I investigated two conditions affecting female reproductive health, dizygotic (DZ) twinning or double ovulation as a complex trait influencing fertility, and endometriosis with common symptoms of pain and infertility. Research questions and hypotheses are addressed in two sections with large datasets and various experimental and bioinformatic methods.
Section I focuses on the investigation of variation in functional candidate genes in the TGF-β pathway with potential effects on DZ twinning. BMPR1B, BMPR2, and TGFBR1 are strong candidate genes involved in the regulation of follicular growth and ovulation rate in female reproduction. By screening these three genes using direct sequencing and High Resolution Melt (HRM) followed by sequencing, one novel exonic and two novel intronic variants in BMPR1B and BMPR2 were identified in individual mothers of DZ twins. The exonic novel variant (p.Q249E) in BMPR1B was predicted to affect protein function in silico. Moreover, this variant is located at the same position as the mutation (p.Q249R) in BMPR1B increasing ovulation rate in a number of sheep breeds. The identification of a mutation in the same codon suggests a possible role of this gene in DZ twinning and further validation studies are required.
The second study focussed on the investigations of genetic variation affecting endometriosis risk. Three studies were conducted including one candidate gene study and two fine mapping studies of two regions identified in genome-wide association (GWA) studies with strongest evidence for association with endometriosis. The first study of the candidate gene KRAS arose from a publication by Grechukhina and others. The authors reported that the SNP rs61764370 in KRAS at a binding site for the let-7 micRNA, was found at higher frequency in women with endometriosis than in the general population and made strong recommendations for a role of testing this SNP in diagnosis of endometriosis. By re-examining our large GWA data set and directly genotyping this SNP and other specific SNPs in a large sample of familial cases and controls, we failed to replicate results from their study. We found no evidence for association of common variants including rs61764370 in KRAS and endometriosis risk in our samples. Our findings emphasise the important roles of matched control selection, replication, and appropriate reporting of results for association studies.

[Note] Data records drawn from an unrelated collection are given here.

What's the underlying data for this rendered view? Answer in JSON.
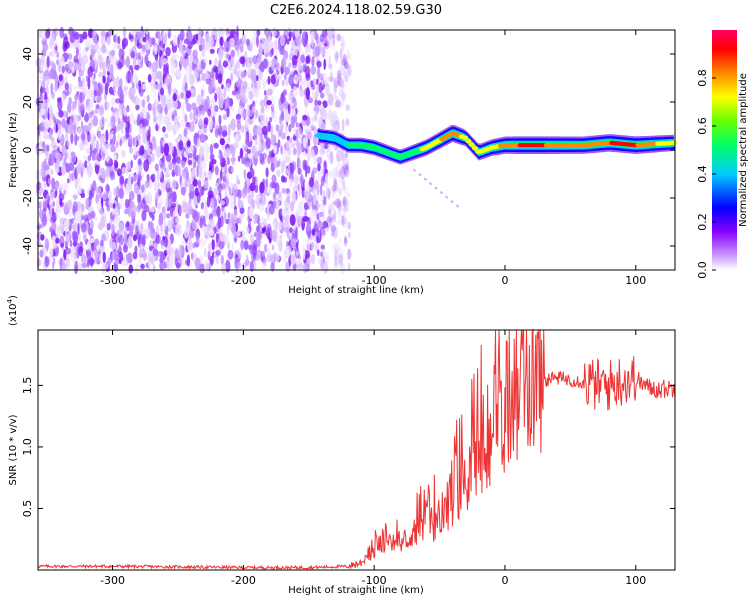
{
  "title": "C2E6.2024.118.02.59.G30",
  "chart_data": [
    {
      "type": "heatmap",
      "name": "spectrogram",
      "xlabel": "Height of straight line (km)",
      "ylabel": "Frequency (Hz)",
      "xlim": [
        -357,
        130
      ],
      "ylim": [
        -50,
        50
      ],
      "xticks": [
        -300,
        -200,
        -100,
        0,
        100
      ],
      "xtick_labels": [
        "-300",
        "-200",
        "-100",
        "0",
        "100"
      ],
      "yticks": [
        -40,
        -20,
        0,
        20,
        40
      ],
      "ytick_labels": [
        "-40",
        "-20",
        "0",
        "20",
        "40"
      ],
      "noise_region_x": [
        -357,
        -125
      ],
      "ridge": {
        "x": [
          -143,
          -130,
          -120,
          -110,
          -100,
          -90,
          -80,
          -70,
          -60,
          -50,
          -40,
          -30,
          -20,
          -10,
          0,
          10,
          30,
          60,
          80,
          100,
          130
        ],
        "freq": [
          6,
          5,
          2,
          2,
          1,
          -1,
          -3,
          -1,
          1,
          4,
          7,
          5,
          -1,
          1,
          2,
          2,
          2,
          2,
          3,
          2,
          3
        ],
        "amplitude": [
          0.4,
          0.5,
          0.55,
          0.6,
          0.65,
          0.6,
          0.55,
          0.65,
          0.75,
          0.85,
          0.95,
          0.8,
          0.75,
          0.8,
          0.9,
          0.95,
          0.95,
          0.9,
          0.95,
          0.95,
          0.75
        ]
      },
      "colorbar": {
        "label": "Normalized spectral amplitude",
        "range": [
          0,
          1
        ],
        "ticks": [
          0.0,
          0.2,
          0.4,
          0.6,
          0.8
        ],
        "tick_labels": [
          "0.0",
          "0.2",
          "0.4",
          "0.6",
          "0.8"
        ],
        "colors": [
          "#ffffff",
          "#cc99ff",
          "#8800ff",
          "#0000ff",
          "#00ccff",
          "#00ff66",
          "#66ff00",
          "#ffff00",
          "#ff8800",
          "#ff0000",
          "#ff0066"
        ]
      }
    },
    {
      "type": "line",
      "name": "snr",
      "xlabel": "Height of straight line (km)",
      "ylabel": "SNR (10 * v/v)",
      "multiplier_label": "(x10",
      "multiplier_exp": "4",
      "multiplier_close": ")",
      "xlim": [
        -357,
        130
      ],
      "ylim": [
        0,
        1.95
      ],
      "xticks": [
        -300,
        -200,
        -100,
        0,
        100
      ],
      "xtick_labels": [
        "-300",
        "-200",
        "-100",
        "0",
        "100"
      ],
      "yticks": [
        0.5,
        1.0,
        1.5
      ],
      "ytick_labels": [
        "0.5",
        "1.0",
        "1.5"
      ],
      "color": "#ee3333",
      "series": [
        {
          "name": "SNR",
          "x": [
            -357,
            -300,
            -250,
            -200,
            -150,
            -120,
            -110,
            -100,
            -90,
            -80,
            -70,
            -60,
            -50,
            -40,
            -30,
            -20,
            -10,
            -5,
            0,
            10,
            20,
            30,
            40,
            50,
            60,
            70,
            80,
            90,
            100,
            110,
            120,
            130
          ],
          "y": [
            0.03,
            0.03,
            0.025,
            0.02,
            0.02,
            0.03,
            0.06,
            0.15,
            0.25,
            0.2,
            0.3,
            0.35,
            0.4,
            0.55,
            0.75,
            0.9,
            1.0,
            1.15,
            1.25,
            1.4,
            1.5,
            1.55,
            1.56,
            1.55,
            1.53,
            1.5,
            1.5,
            1.55,
            1.55,
            1.48,
            1.47,
            1.48
          ]
        }
      ]
    }
  ]
}
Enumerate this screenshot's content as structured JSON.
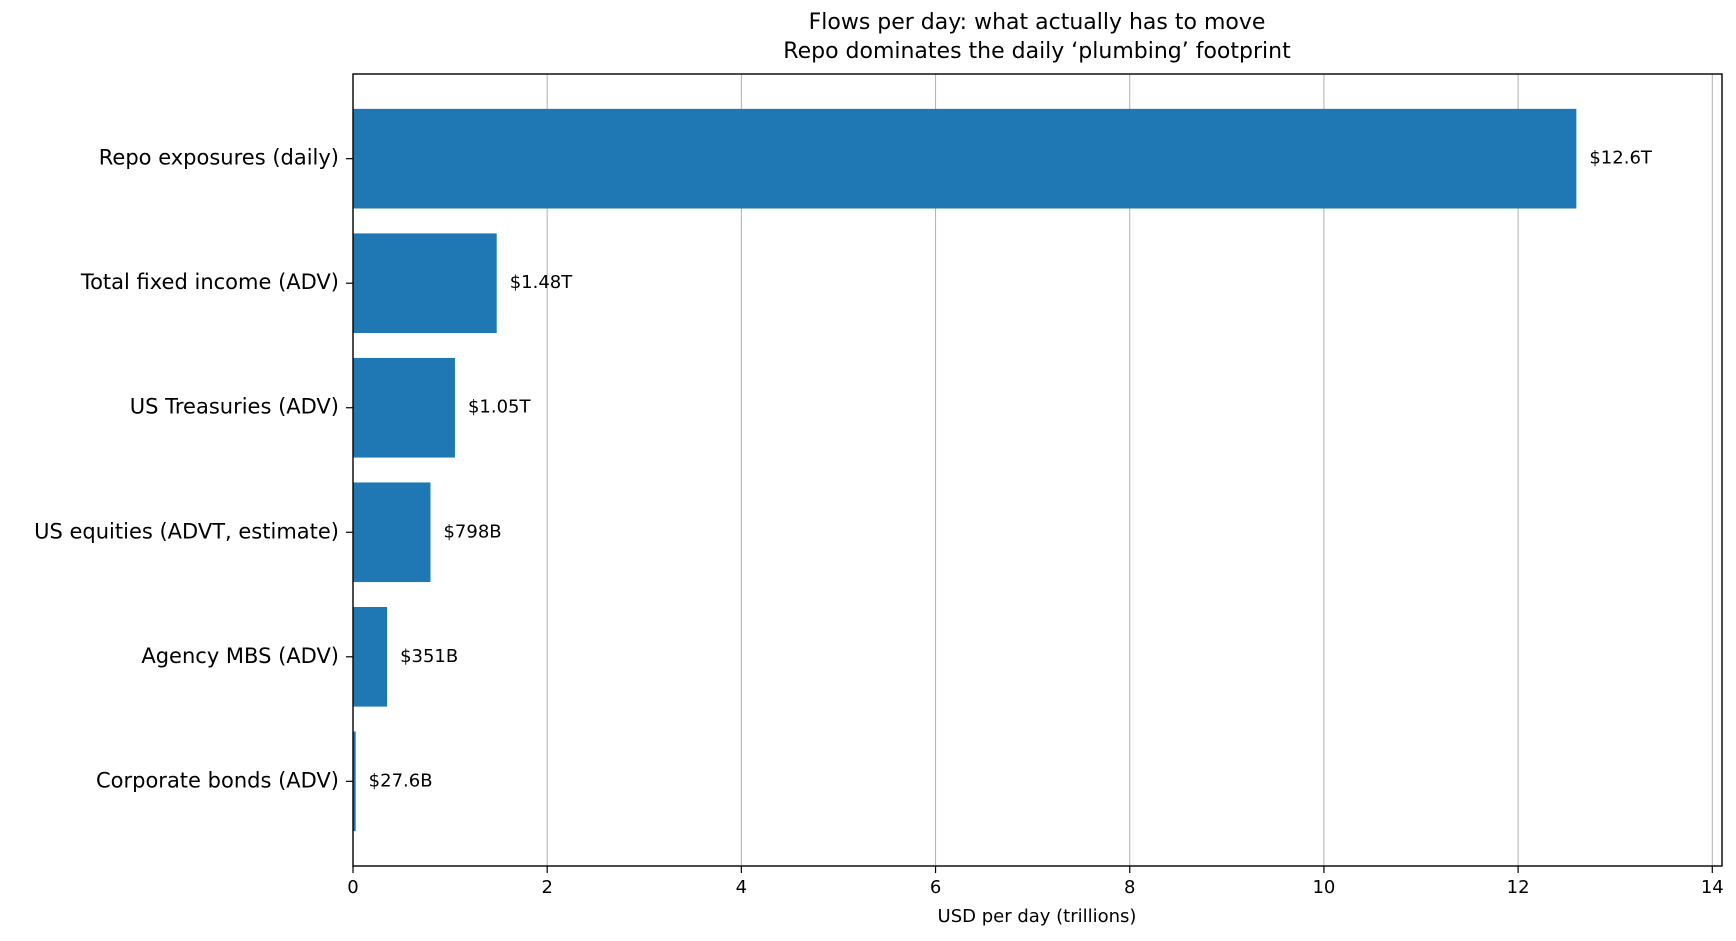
{
  "chart_data": {
    "type": "barh",
    "title": "Flows per day: what actually has to move",
    "subtitle": "Repo dominates the daily ‘plumbing’ footprint",
    "x_label": "USD per day (trillions)",
    "categories": [
      "Repo exposures (daily)",
      "Total fixed income (ADV)",
      "US Treasuries (ADV)",
      "US equities (ADVT, estimate)",
      "Agency MBS (ADV)",
      "Corporate bonds (ADV)"
    ],
    "values": [
      12.6,
      1.48,
      1.05,
      0.798,
      0.351,
      0.0276
    ],
    "value_labels": [
      "$12.6T",
      "$1.48T",
      "$1.05T",
      "$798B",
      "$351B",
      "$27.6B"
    ],
    "color": "#1f77b4",
    "xlim": [
      0,
      14.1
    ],
    "xticks": [
      0,
      2,
      4,
      6,
      8,
      10,
      12,
      14
    ],
    "grid": true
  }
}
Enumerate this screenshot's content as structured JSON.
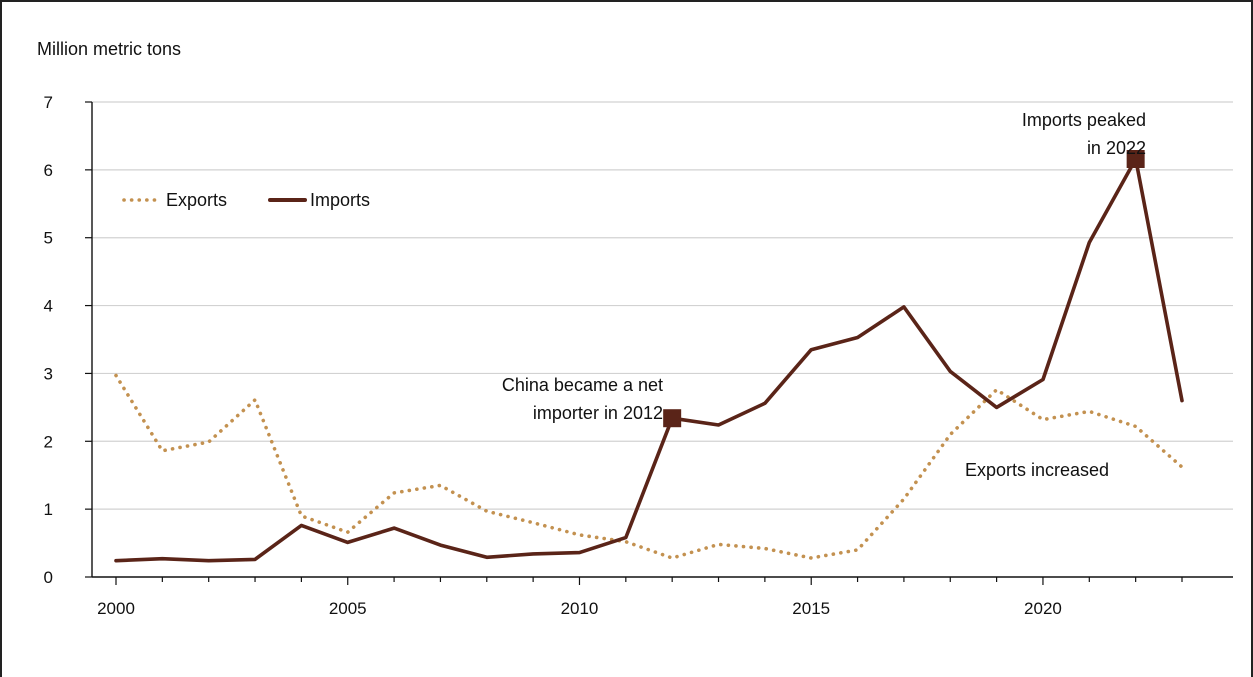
{
  "chart_data": {
    "type": "line",
    "ylabel": "Million metric tons",
    "ylim": [
      0,
      7
    ],
    "yticks": [
      0,
      1,
      2,
      3,
      4,
      5,
      6,
      7
    ],
    "xlim": [
      2000,
      2023
    ],
    "xticks": [
      2000,
      2005,
      2010,
      2015,
      2020
    ],
    "grid": "horizontal",
    "legend_position": "top-left",
    "x": [
      2000,
      2001,
      2002,
      2003,
      2004,
      2005,
      2006,
      2007,
      2008,
      2009,
      2010,
      2011,
      2012,
      2013,
      2014,
      2015,
      2016,
      2017,
      2018,
      2019,
      2020,
      2021,
      2022,
      2023
    ],
    "series": [
      {
        "name": "Exports",
        "style": "dotted",
        "color": "#c39150",
        "values": [
          2.97,
          1.86,
          1.99,
          2.61,
          0.9,
          0.66,
          1.24,
          1.35,
          0.97,
          0.8,
          0.62,
          0.52,
          0.28,
          0.48,
          0.42,
          0.28,
          0.4,
          1.15,
          2.1,
          2.76,
          2.32,
          2.44,
          2.22,
          1.62
        ]
      },
      {
        "name": "Imports",
        "style": "solid",
        "color": "#5a2418",
        "values": [
          0.24,
          0.27,
          0.24,
          0.26,
          0.76,
          0.51,
          0.72,
          0.47,
          0.29,
          0.34,
          0.36,
          0.58,
          2.34,
          2.24,
          2.56,
          3.35,
          3.53,
          3.98,
          3.03,
          2.5,
          2.91,
          4.93,
          6.16,
          2.6
        ]
      }
    ],
    "annotations": [
      {
        "lines": [
          "China became a net",
          "importer in 2012"
        ],
        "x": 2012,
        "y": 2.34,
        "marker": true
      },
      {
        "lines": [
          "Imports peaked",
          "in 2022"
        ],
        "x": 2022,
        "y": 6.16,
        "marker": true
      },
      {
        "lines": [
          "Exports increased"
        ],
        "x": 2019,
        "y": 1.6,
        "marker": false
      }
    ]
  }
}
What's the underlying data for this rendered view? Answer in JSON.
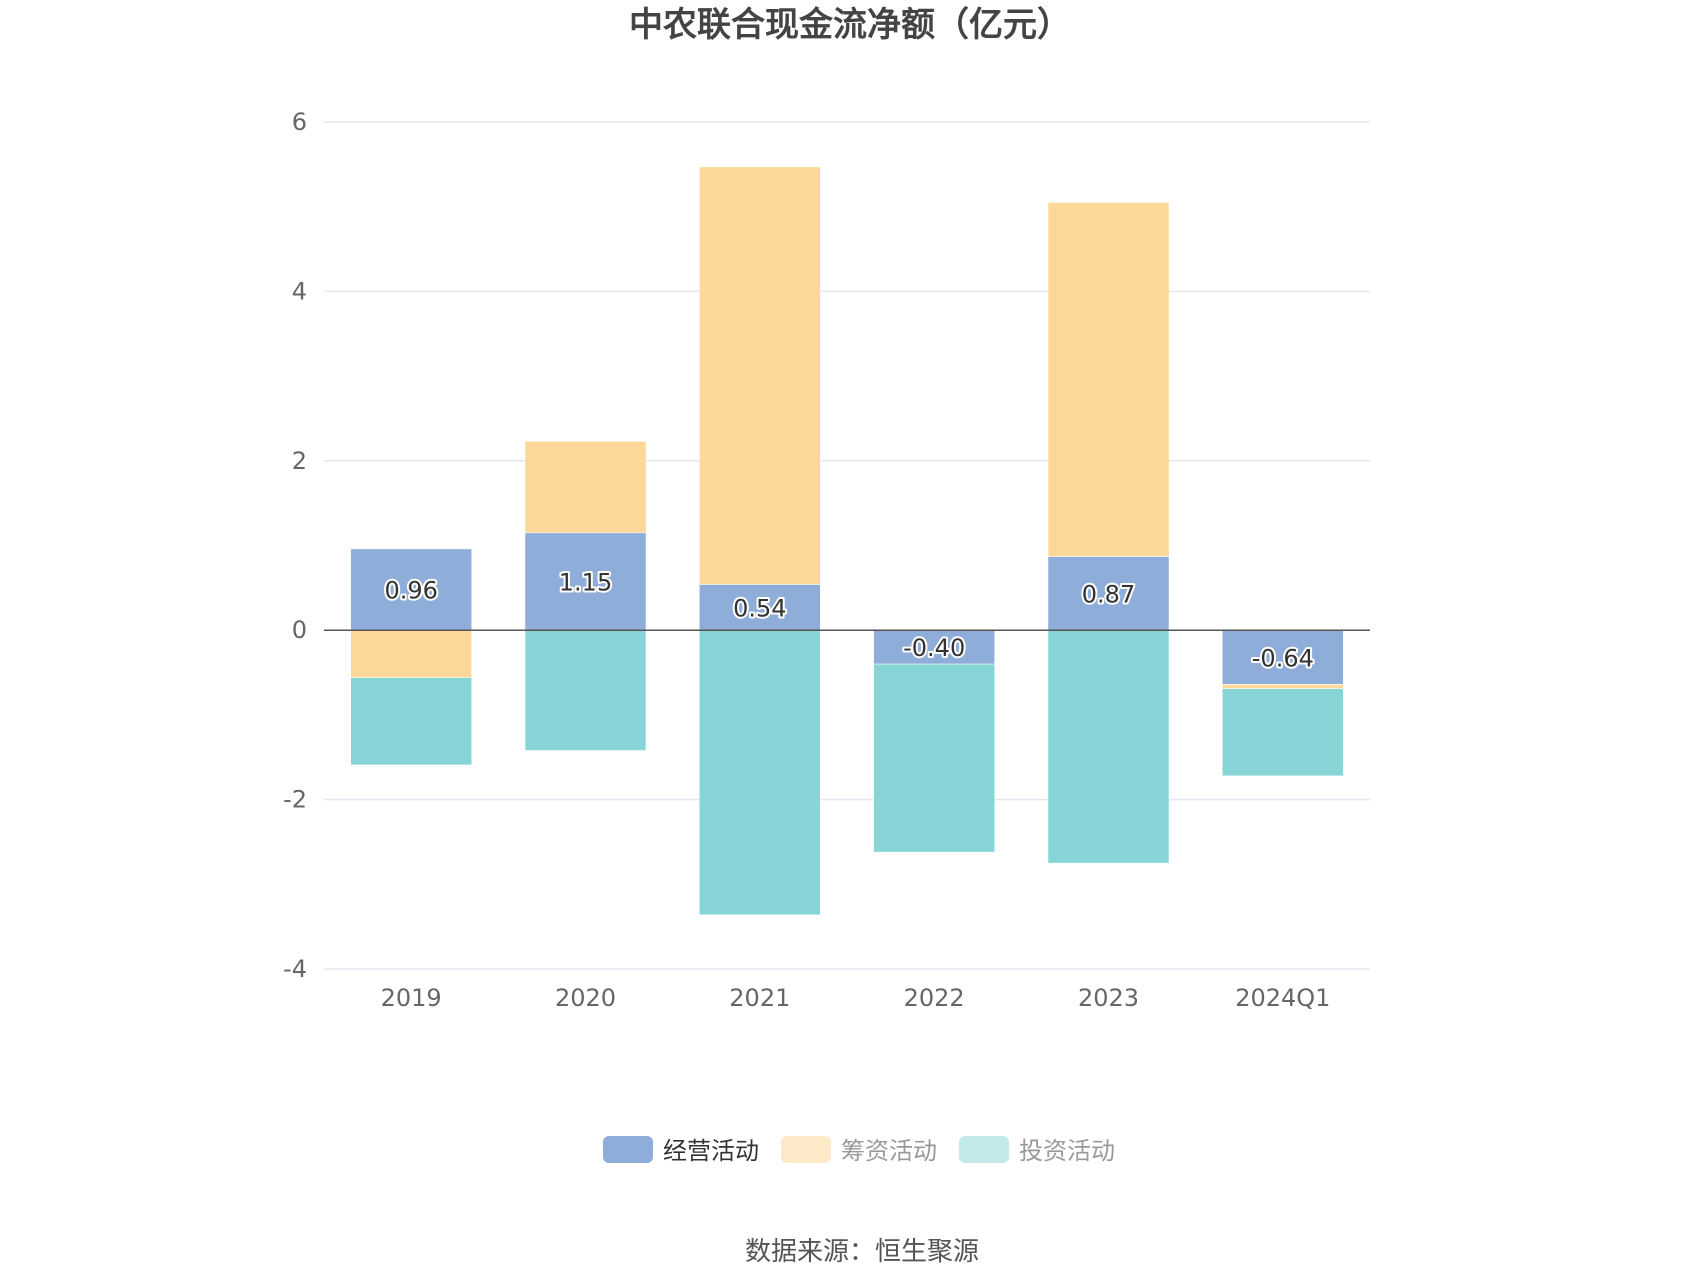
{
  "chart_data": {
    "type": "bar",
    "stacked": true,
    "title": "中农联合现金流净额（亿元）",
    "categories": [
      "2019",
      "2020",
      "2021",
      "2022",
      "2023",
      "2024Q1"
    ],
    "series": [
      {
        "name": "经营活动",
        "color": "#8fadd9",
        "values": [
          0.96,
          1.15,
          0.54,
          -0.4,
          0.87,
          -0.64
        ]
      },
      {
        "name": "筹资活动",
        "color": "#fdd899",
        "values": [
          -0.56,
          1.08,
          4.93,
          0.01,
          4.18,
          -0.05
        ]
      },
      {
        "name": "投资活动",
        "color": "#88d5d8",
        "values": [
          -1.03,
          -1.42,
          -3.36,
          -2.22,
          -2.75,
          -1.03
        ]
      }
    ],
    "data_labels": [
      "0.96",
      "1.15",
      "0.54",
      "-0.40",
      "0.87",
      "-0.64"
    ],
    "ylim": [
      -4,
      6
    ],
    "yticks": [
      6,
      4,
      2,
      0,
      -2,
      -4
    ],
    "xlabel": "",
    "ylabel": "",
    "grid": true,
    "legend_position": "bottom-center"
  },
  "legend": {
    "items": [
      {
        "label": "经营活动",
        "color": "#8fadd9",
        "text_color": "#333333"
      },
      {
        "label": "筹资活动",
        "color": "#fde8c7",
        "text_color": "#999999"
      },
      {
        "label": "投资活动",
        "color": "#c3e9ea",
        "text_color": "#999999"
      }
    ]
  },
  "source": {
    "text": "数据来源：恒生聚源"
  }
}
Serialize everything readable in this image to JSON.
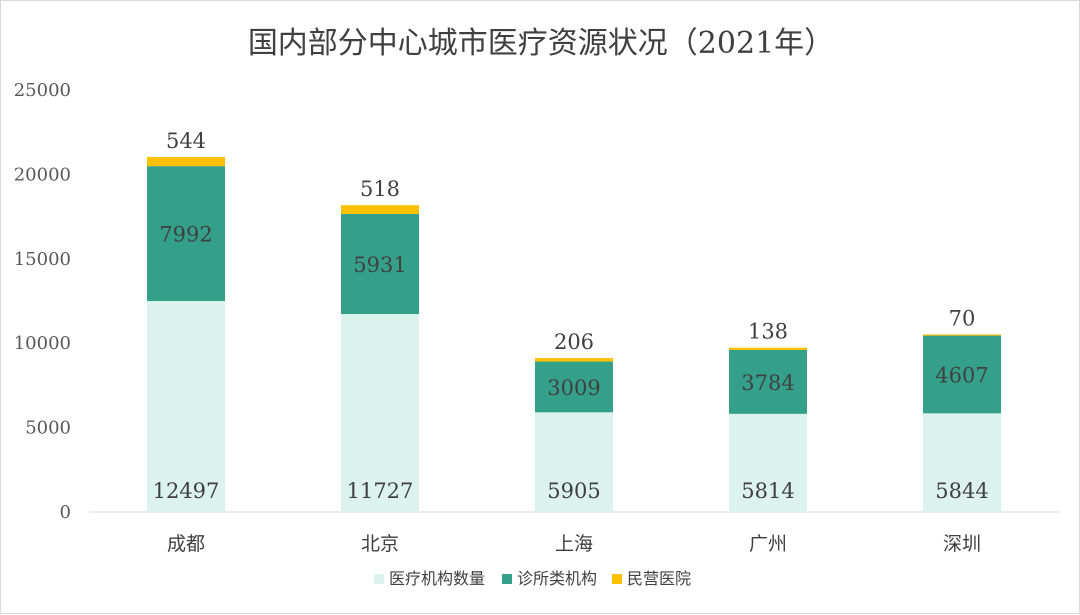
{
  "chart_data": {
    "type": "bar",
    "stacked": true,
    "title": "国内部分中心城市医疗资源状况（2021年）",
    "categories": [
      "成都",
      "北京",
      "上海",
      "广州",
      "深圳"
    ],
    "series": [
      {
        "name": "医疗机构数量",
        "color": "#dbf2ed",
        "values": [
          12497,
          11727,
          5905,
          5814,
          5844
        ]
      },
      {
        "name": "诊所类机构",
        "color": "#35a08a",
        "values": [
          7992,
          5931,
          3009,
          3784,
          4607
        ]
      },
      {
        "name": "民营医院",
        "color": "#ffc000",
        "values": [
          544,
          518,
          206,
          138,
          70
        ]
      }
    ],
    "ylim": [
      0,
      25000
    ],
    "yticks": [
      0,
      5000,
      10000,
      15000,
      20000,
      25000
    ],
    "grid": false,
    "legend": "bottom",
    "data_labels": true
  }
}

Additionally, two robust regions of association with endometiosis identified in GWA studies with strong candidate genes WNT4 and CDC42 at 1p36 locus and VEZT and FGD6 at 12q22 locus were fine mapped in two studies using a variety of genetic approaches. Genetic architecture in two regions is slightly different. One rare novel exonic and one in-del variant in the 3’UTR were found 1 in WNT4, but they were restricted to members of the families where the variants were first identified. Some other rare coding variants in the WNT4 region were found only in cases, but not in controls. One novel variant was identified in the 5’UTR in VEZT, but this was not associated with the risk of endometriosis.
Further coding SNPs in genes underlying these GWA loci were selected from public databases and tested for association with endometriosis risk. Many reported coding variants were not polymorphic in our sample. Of the polymorphic SNPs, none of the low frequency or rare variants showed evidence of disease association that warranted further follow up. One common missense variant rs201317857 in VEZT showed suggestive evidence for a protective role in endometriosis risk in our genotype data.
Association signals for non-coding imputed SNPs in each region were evaluated by genotyping in cases and controls. Bioinformatic analyses were performed using integrative tools to annotate functional roles of non-coding SNPs at the two regions. Some non-coding SNPs were located in DNA sequences with potential functional roles in multiple ENCODE cell types. Non-coding SNPs rs12404660, rs3820282, and rs55938609 at 1p36 locus and rs6538617, rs6538618, and rs6538617 at 12q22 locus are located at positions overlapping regions of open chromatin, histone modification, regulatory motif alteration, and binding of transcription factors FOXA1, FOXA2, ESR1, and ESR2 which are important in cell cycle and target tissues of the human female reproductive tract. These findings suggested functional roles for non-coding SNPs in these two GWA regions.
A small functional experiment was conducted to initially evaluate gene expression of VEZT and FGD6 in endometriosis and endometrial normal tissues. Both VEZT and FDG6 were expressed in endometrial samples from cases and controls. The VEZT assays showed differences in the levels of expression in carriers of the minor allele of the top imputed SNP rs4762347 and the key GWA SNP rs10859871. The FGD6 transcripts were expressed at significantly different levels in all samples. VEZT and FGD6 mRNA expression decreased in carriers of minor C allele of rs4762347 compared to non-carriers, but the differences were not statistically significant after corrections for multiple testing.
Our results provide insights into the genetic architecture of these regions. Potential functional SNPs in candidate genes and non-coding regions suggest further investigations to address the role of causal variation in DZ twinning and endometriosis risk.